Amgen v. Hospira: Litigation Update

With the September 18, 2017 trial date fast approaching, the district court in Amgen v. Hospira last week denied Hospira’s motion for summary judgment of non-infringement of its proposed biosimilar of Epogen®/Procrit® (epoetin alfa) and granted-in-part and denied-in-part the parties’ respective motions for exclusion of expert testimony.

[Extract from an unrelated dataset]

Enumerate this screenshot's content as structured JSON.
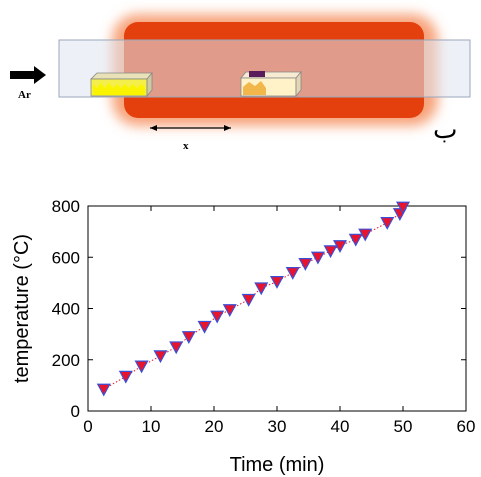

As we previously reported, Hospira filed a motion in May 2017 for summary judgment of non-infringement on grounds that the accused EPO batches are (1) protected by the safe harbor provision of 35 U.S.C. § 271(e)(1), and therefore did not infringe the ‘349 and ‘298 patents, and (2) that they did not infringe the ‘298 asserted claims directed to EPO isoforms and methods of preparing such isoforms.  The court denied summary judgment on both grounds.  On the safe harbor issue, the court found a genuine dispute as to whether Hospira’s manufacture of 21 lots of commercial inventory of EPO, with a commercial value “in the hundreds of millions,” was “solely for uses reasonably related to the development and submission of information” to the FDA.  The district court also found a genuine dispute as to whether Hospira practiced the isoform claims, rejecting its argument that it merely practiced the prior art purification process.  The district court also construed the term “preparing a mixture of two or more” as “allowing for simultaneous preparation of a mixture of the isoforms,” thus rejecting Hospira’s defense that it made the isoforms separately prior to making the mixture.

The district court also rejected-in-part and granted-in-part each parties’ motion to exclude expert testimony.  Notably, in response to Hospira’s motion, the district court precluded Amgen’s expert from presenting his opinion on a $415.3 million lump sum royalty payment, instead limiting him to a maximum figure of $153.9 million.